Mercredi 21 janvier 2026, les structures de la recherche en sciences et technologies quantiques organisaient une journée de médiation dédiée à ces disciplines. Retours sur les grands moments de la journée et les joies du partage des connaissances scientifiques.
La quantique : c’est pour tout le monde
En début d’année 2025, l’UNESCO déclare l’Année Internationale des Sciences et des Technologies Quantiques, ouverte. C’est l’effervescence dans les milieux académiques opérant sur le territoire de la Région Île-de-France : Que faire ? Comment mettre à l’honneur la physique quantique ? Par quels moyens profiter de cette année spéciale ?

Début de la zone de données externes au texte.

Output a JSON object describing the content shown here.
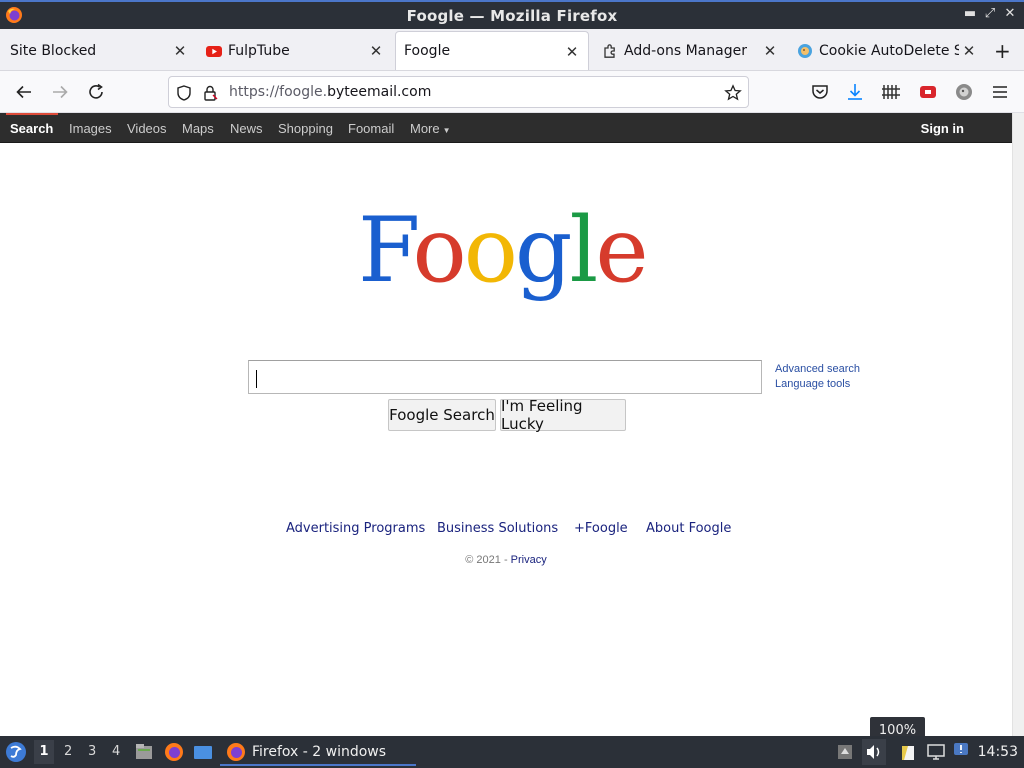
{
  "window": {
    "title": "Foogle — Mozilla Firefox"
  },
  "tabs": [
    {
      "label": "Site Blocked",
      "favicon": "none"
    },
    {
      "label": "FulpTube",
      "favicon": "youtube-icon"
    },
    {
      "label": "Foogle",
      "favicon": "none",
      "selected": true
    },
    {
      "label": "Add-ons Manager",
      "favicon": "puzzle-icon"
    },
    {
      "label": "Cookie AutoDelete S",
      "favicon": "cookie-icon"
    }
  ],
  "navbar": {
    "url_scheme": "https://foogle.",
    "url_domain": "byteemail.com"
  },
  "foogle_bar": {
    "links": [
      "Search",
      "Images",
      "Videos",
      "Maps",
      "News",
      "Shopping",
      "Foomail",
      "More"
    ],
    "signin": "Sign in"
  },
  "logo": {
    "text": "Foogle",
    "letter_colors": [
      "#1a5fcf",
      "#d63b2c",
      "#f2b705",
      "#1a5fcf",
      "#1b9a45",
      "#d63b2c"
    ]
  },
  "search": {
    "value": "",
    "advanced_link": "Advanced search",
    "language_link": "Language tools",
    "search_button": "Foogle Search",
    "lucky_button": "I'm Feeling Lucky"
  },
  "footer": {
    "links": [
      "Advertising Programs",
      "Business Solutions",
      "+Foogle",
      "About Foogle"
    ],
    "copyright": "© 2021 - ",
    "privacy": "Privacy"
  },
  "zoom_tooltip": "100%",
  "taskbar": {
    "workspaces": [
      "1",
      "2",
      "3",
      "4"
    ],
    "active_workspace": "1",
    "window_button": "Firefox - 2 windows",
    "clock": "14:53"
  }
}
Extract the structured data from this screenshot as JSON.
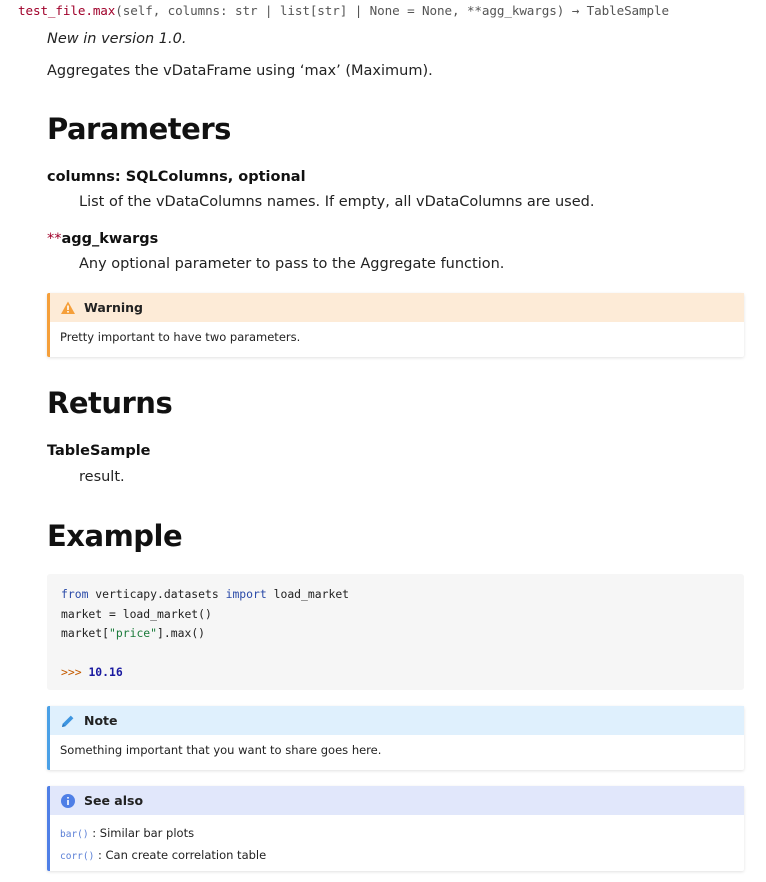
{
  "signature": {
    "name": "test_file.max",
    "params": "(self, columns: str | list[str] | None = None, **agg_kwargs) → TableSample"
  },
  "version_note": "New in version 1.0.",
  "description": "Aggregates the vDataFrame using ‘max’ (Maximum).",
  "parameters": {
    "heading": "Parameters",
    "items": [
      {
        "stars": "",
        "name": "columns: SQLColumns, optional",
        "desc": "List of the vDataColumns names. If empty, all vDataColumns are used."
      },
      {
        "stars": "**",
        "name": "agg_kwargs",
        "desc": "Any optional parameter to pass to the Aggregate function."
      }
    ]
  },
  "warning": {
    "title": "Warning",
    "text": "Pretty important to have two parameters.",
    "icon": "warning-triangle-icon",
    "color": "#f59f3a"
  },
  "returns": {
    "heading": "Returns",
    "type": "TableSample",
    "desc": "result."
  },
  "example": {
    "heading": "Example",
    "line1": {
      "kw_from": "from",
      "module": " verticapy.datasets ",
      "kw_import": "import",
      "name": " load_market"
    },
    "line2": "market = load_market()",
    "line3": {
      "pre": "market[",
      "str": "\"price\"",
      "post": "].max()"
    },
    "prompt": ">>>",
    "result": "10.16"
  },
  "note": {
    "title": "Note",
    "text": "Something important that you want to share goes here.",
    "icon": "pencil-icon",
    "color": "#4aa0e6"
  },
  "see_also": {
    "title": "See also",
    "icon": "info-circle-icon",
    "items": [
      {
        "ref": "bar()",
        "desc": " : Similar bar plots"
      },
      {
        "ref": "corr()",
        "desc": " : Can create correlation table"
      }
    ]
  }
}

À l’initiative du QICS, du DIM QuanTiP, de Quantum Saclay, de PCQT et de la SFP avec l’aide d’Atouts Sciences, les réunions s’enchaînent et s’organisent autour d’un seul objectif : transmettre des connaissances sur la physique quantique au plus grand nombre. La Fête de la science, les actions dans les lycées et collèges, les conférences grand public, les visites de laboratoires, tout continue ! Par ailleurs, cette année, c’est surtout l’occasion de co-créer un événement unique, inédit, tous ensemble. C’est de cette volonté de rassembler et d’unir les forces que nait le projet « Lumière sur la quantique » piloté par le DIM QuanTiP.
Dans l’objectif de clore l’Année Internationale des Sciences et des Technologies Quantiques sur une note positive, les structures s’organisent pour mettre en place une journée de médiation entièrement dédiée aux sciences quantiques.
Une initiative fédératrice
La recherche académique en physique quantique prolifère sur le territoire francilien. La France est un pays incontournable dans le développement des technologies quantiques et dans la qualité des recherches du domaine, avec pas moins de deux prix Nobel en cinq ans, des dizaines de start-up compétitrices, de nombreux laboratoires et une volonté étatique de soutenir ces projets.
À la journée « Lumière sur la quantique » l’enjeu de représenter la complexité du monde académique est omniprésent. C’est une opportunité exceptionnelle pour mettre en avant les recherches de l’entièreté de la région, avec la présence de laboratoires de Cergy, de Villetaneuse, de Paris centre, de Paris-Saclay, mais aussi avec l’intervention d’écoles, telles que Polytechnique.
Rassembler pour comprendre l’écosystème derrière le mystérieux mot « quantique », unir pour développer un discours simple et accessible, partager pour briser les barrières et éclaircir ces notions parfois si contre-intuitives. Les enjeux multidimensionnels de « Lumière sur la quantique » constituent un premier pont entre le milieu académique et le grand public.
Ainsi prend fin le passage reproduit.